Apolipoprotein E4 Moderates the Association Between Vascular Risk Factors and Brain Pathology

Background: The strongest genetic risk factor for late-onset Alzheimer disease (AD), Apolipoprotein E4 (APOE4), increases cardiovascular disease risk and may also act synergistically with vascular risk factors to contribute to AD pathogenesis. Here, we assess the interaction between APOE4 and vascular risk on cerebrovascular dysfunction and brain pathology. Methods: This is an observational study of cognitively normal older adults, which included positron emission tomography imaging and vascular risk factors. We measured beat-to-beat blood pressure and middle cerebral artery velocity at rest and during moderate-intensity exercise. Cerebrovascular measures included cerebrovascular conductance index and the cerebrovascular response to exercise. Results: There was a significant interaction between resting cerebrovascular conductance index and APOE4 carrier status on beta-amyloid deposition (P=0.026), with poor conductance in the cerebrovasculature associated with elevated beta-amyloid for the APOE4 carriers only.

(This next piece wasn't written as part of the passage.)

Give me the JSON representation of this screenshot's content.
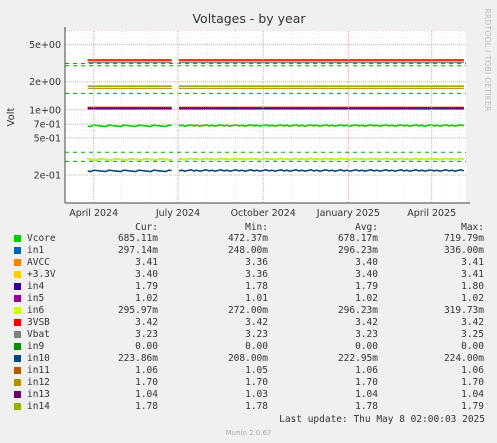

There was a significant interaction between non-high-density lipoprotein cholesterol and APOE4 carrier status (P=0.014), with elevated non-high-density lipoprotein cholesterol predicting a blunted cerebrovascular response to exercise in APOE4 carriers and the opposite relationship in noncarriers. Conclusions: Both cerebral and peripheral vascular risk factors are preferentially associated with brain pathology in APOE4 carriers. These findings provide insight into pathogenic vascular risk mechanisms and target strategies to potentially delay AD onset.